Ci vuole un principio energetico, attivo e propulsivo, per rimettere in moto, cioè in discussione, l’astratto e sublimato cosmo apollineo. Anche a costo di mandarlo in frantumi. Sola armonia credibile, dunque, sarà quella scaturita dalla crisi; sola luce vera, quella accesa dal cuore stesso della tenebra, trafitta e oltrepassata. È Dioniso: il dio dell’ebbrezza, della leggerezza, della libertà, della dispersione e della spersonalizzazione; il dio-capro tellurico, oscuro ed inquietante, ma anche affrancatore dai vincoli che ci tengono legati al carcere di un tempo e di uno spazio, volta a volta unici ed esclusivi, quindi escludenti. Quando Dioniso sfiora Apollo, Apollo cambia per sempre: cambia la sua musica, la sua armonia: comincia a parlare per “geroglifici”, segni ambigui e indecifrabili, attraverso la bocca delirante della Pizia delfica: cose cupe, straniere, informi, “altre” e refrattarie; difficilmente componibili in un symbolon, un’unità di senso in superficie. La musica solare di Apollo si sporca di pulsioni notturne e risonanze umane: diventa gioia del dolore, diventa tragica. D’ora in poi sarà più difficile sostenere un riduzionismo incapace di sorgere da un confronto serrato, corpo a corpo, con la complessità.
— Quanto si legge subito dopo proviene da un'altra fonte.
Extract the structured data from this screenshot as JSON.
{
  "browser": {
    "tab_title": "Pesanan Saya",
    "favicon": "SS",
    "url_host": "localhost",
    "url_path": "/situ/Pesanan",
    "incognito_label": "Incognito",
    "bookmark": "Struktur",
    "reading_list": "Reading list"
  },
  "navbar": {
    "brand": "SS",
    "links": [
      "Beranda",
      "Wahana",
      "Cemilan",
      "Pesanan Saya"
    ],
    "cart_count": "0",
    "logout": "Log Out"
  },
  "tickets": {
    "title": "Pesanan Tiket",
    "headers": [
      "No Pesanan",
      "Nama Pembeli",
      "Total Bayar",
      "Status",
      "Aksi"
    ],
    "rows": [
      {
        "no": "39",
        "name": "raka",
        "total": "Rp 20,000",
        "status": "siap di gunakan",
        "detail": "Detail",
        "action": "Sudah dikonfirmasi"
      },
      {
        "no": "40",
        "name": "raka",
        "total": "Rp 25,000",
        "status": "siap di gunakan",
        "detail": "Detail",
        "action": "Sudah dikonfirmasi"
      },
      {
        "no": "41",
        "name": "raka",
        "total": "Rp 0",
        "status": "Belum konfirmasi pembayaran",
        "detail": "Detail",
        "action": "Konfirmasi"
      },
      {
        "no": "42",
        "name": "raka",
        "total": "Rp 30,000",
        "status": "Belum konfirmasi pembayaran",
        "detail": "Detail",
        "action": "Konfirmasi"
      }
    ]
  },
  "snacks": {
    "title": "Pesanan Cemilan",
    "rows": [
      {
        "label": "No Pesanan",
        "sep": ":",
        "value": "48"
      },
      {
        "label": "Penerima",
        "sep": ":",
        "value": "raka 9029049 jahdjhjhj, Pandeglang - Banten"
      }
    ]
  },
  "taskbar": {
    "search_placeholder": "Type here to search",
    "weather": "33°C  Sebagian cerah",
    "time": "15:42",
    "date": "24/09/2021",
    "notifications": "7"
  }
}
L’Apollo tragico nasce dall’assimilazione di Dioniso, dal superamento della musica, nel sogno «abitato da immagini plastiche» (Dino Campana). La visione tragica apollinea sorge dalla potenza della musica dionisiaca. Il cosmo nasce dal caos. Per crescere ed evolversi c’è bisogno prima di entrare in crisi, per poi superarla. E che cosa scopre Apollo, quando Dioniso lo mette in crisi? Altrimenti detto: di che cosa diventa capace la poesia quando l’accende il fuoco della musica, l’“oscuro turbine” di un canto che viene dal basso, dalle viscere, dal sangue, dal vino, dalla terra? Risposta: che l’uomo è il “soggetto dei contrari” che non si possono risolvere, e non devono essere risolti – se la parola vuol darne cenni di verità autentica: senza falsi inganni, oltre le favole, oltre le illusioni. Il mistero stesso che abbiamo in noi è espressione del logos abissale. Dice Eraclito l’oscuro: «Per quanto tu possa viaggiare, non riuscirai mai a scoprire i confini dell’anima». La verità che la parola tragica ci svela è che siamo complicati e ambivalenti, perché partecipiamo della natura dei contrari che riuniamo dentro noi stessi. Scrive Marco Aurelio, nei suoi Pensieri, che siamo fenditure di tempo fra due eternità: quella che ci precede e quella che ci seguirà. Labili, effimeri, passanti. Fiamme tremolanti di candela. Abbiamo i piedi che sfumano nel vuoto. Soglie di transito fra notte e giorno, luce e tenebre, vita e morte. Il nostro essere è il divenire.